Questa dualità è l’anima metafisica della serie: una battaglia non tra angeli e demoni, ma tra visioni opposte della morte e dell’umano.

Nuove maschere, vecchie anime

Se Penny Dreadful era una danza decadente tra mostri e poesia, City of Angels è un noir politico impregnato di soprannaturale. Eppure, qualche volto familiare ritorna:

  • Rory Kinnear, che nella serie originale era la Creatura di Frankenstein, qui interpreta Peter Craft, un pediatra tedesco apparentemente pacifico, ma con legami inquietanti col Terzo Reich.

Non è solo un omaggio, è un ponte tra due mondi: l’orrore interiore resta, ma cambia costume.

Temi: il mostro siamo noi

La serie si carica di un peso tematico importante:

  • Il razzismo sistemico: la comunità messicano-americana è costantemente oppressa, minacciata da una polizia violenta e da speculazioni edilizie che vogliono cancellare interi quartieri.
  • La politica come veleno: la penetrazione nazista negli Stati Uniti non è fantascienza: è storia.

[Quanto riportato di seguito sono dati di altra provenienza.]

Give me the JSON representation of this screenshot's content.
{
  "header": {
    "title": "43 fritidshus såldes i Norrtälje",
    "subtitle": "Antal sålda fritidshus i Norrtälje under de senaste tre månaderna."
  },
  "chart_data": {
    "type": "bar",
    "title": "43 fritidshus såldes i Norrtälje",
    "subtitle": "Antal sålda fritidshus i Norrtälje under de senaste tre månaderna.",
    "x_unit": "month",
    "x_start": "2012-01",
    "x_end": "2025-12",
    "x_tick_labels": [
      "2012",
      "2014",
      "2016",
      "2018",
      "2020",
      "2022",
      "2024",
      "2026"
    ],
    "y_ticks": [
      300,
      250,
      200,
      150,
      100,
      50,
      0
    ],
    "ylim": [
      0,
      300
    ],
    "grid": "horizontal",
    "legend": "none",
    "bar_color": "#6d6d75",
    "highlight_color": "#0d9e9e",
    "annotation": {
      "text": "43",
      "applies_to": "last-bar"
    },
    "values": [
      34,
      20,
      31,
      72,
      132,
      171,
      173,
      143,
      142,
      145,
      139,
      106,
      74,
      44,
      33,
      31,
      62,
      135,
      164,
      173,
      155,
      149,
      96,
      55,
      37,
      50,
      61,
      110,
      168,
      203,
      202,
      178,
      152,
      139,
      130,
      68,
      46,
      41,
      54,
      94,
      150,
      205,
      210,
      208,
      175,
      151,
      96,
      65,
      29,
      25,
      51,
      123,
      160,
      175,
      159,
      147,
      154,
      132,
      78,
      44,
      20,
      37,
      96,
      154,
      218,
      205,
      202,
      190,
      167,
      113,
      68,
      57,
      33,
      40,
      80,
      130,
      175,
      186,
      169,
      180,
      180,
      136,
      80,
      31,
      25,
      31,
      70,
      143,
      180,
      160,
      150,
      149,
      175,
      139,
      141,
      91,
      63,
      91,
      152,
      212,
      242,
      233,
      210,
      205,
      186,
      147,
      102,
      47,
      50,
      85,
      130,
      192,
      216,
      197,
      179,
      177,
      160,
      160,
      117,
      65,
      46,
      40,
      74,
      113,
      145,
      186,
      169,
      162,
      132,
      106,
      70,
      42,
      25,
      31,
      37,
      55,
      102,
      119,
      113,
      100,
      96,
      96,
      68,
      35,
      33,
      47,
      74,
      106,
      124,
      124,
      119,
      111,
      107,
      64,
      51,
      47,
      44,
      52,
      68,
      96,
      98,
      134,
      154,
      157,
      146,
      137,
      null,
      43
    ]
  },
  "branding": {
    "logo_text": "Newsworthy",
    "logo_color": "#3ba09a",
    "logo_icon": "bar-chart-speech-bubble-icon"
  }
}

City of Angels lo mostra con inquietante precisione.
  • Religione e mito: la spiritualità indigena e cattolica si fonde con un’iconografia quasi teatrale, dando spessore simbolico a ogni scelta narrativa.
  • L’identità ibrida: Tiago è l’incarnazione del conflitto tra due culture, tra radici e istituzione, tra ciò che si è e ciò che si deve essere.

Estetica e atmosfera: il fascino sinistro del sud-ovest

Abbandonato il gotico vittoriano, la serie abbraccia l’estetica del noir anni ’30:

  • Auto d’epoca, locali jazz, abiti impeccabili.
  • Luci basse, colori sabbiosi, tramonti rossi come presagi.
  • Un senso di inquietudine costante, sottolineato da una colonna sonora vibrante di tensione e malinconia.

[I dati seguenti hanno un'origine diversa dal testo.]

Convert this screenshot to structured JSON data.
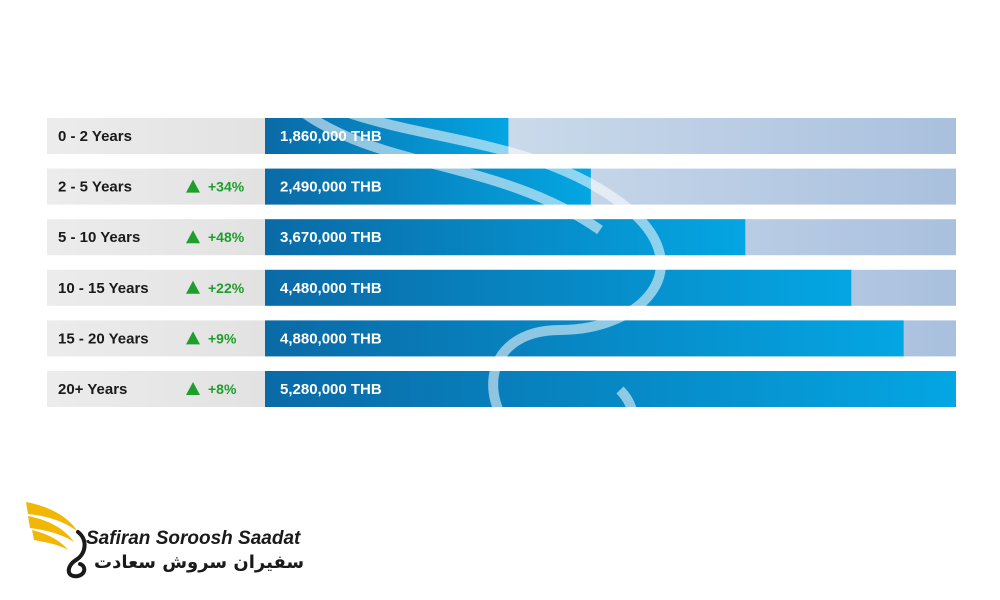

La regia è elegante ma spietata, e ogni episodio trasuda ambizione visiva.

Un’idea ambiziosa, un cammino spezzato

City of Angels aveva tutte le carte per diventare una nuova opera di culto, ma nonostante la ricchezza tematica e una performance magnetica di Dormer, la serie è stata accolta con reazioni miste.

Molti hanno criticato il ritmo lento, la dispersione narrativa e il confronto (inevitabile) con la serie madre, troppo ingombrante per essere superato.

Risultato: cancellazione dopo una sola stagione. Il racconto si spezza, lasciando promesse non mantenute. Ma non privo di valore.

Un racconto perduto nel vento di Santa Ana

Penny Dreadful: City of Angels non è perfetto. Ma è coraggioso. È uno sforzo potente per raccontare un’America oscura e spesso dimenticata, usando il linguaggio dei miti, dei demoni e delle tensioni vere.

Non ci sono vampiri qui, né streghe. Ma ci sono poliziotti corrotti, nazisti americani, santi silenziosi e demoni che parlano con mille volti. In fondo, il terrore vero non viene dai mostri… ma dagli uomini.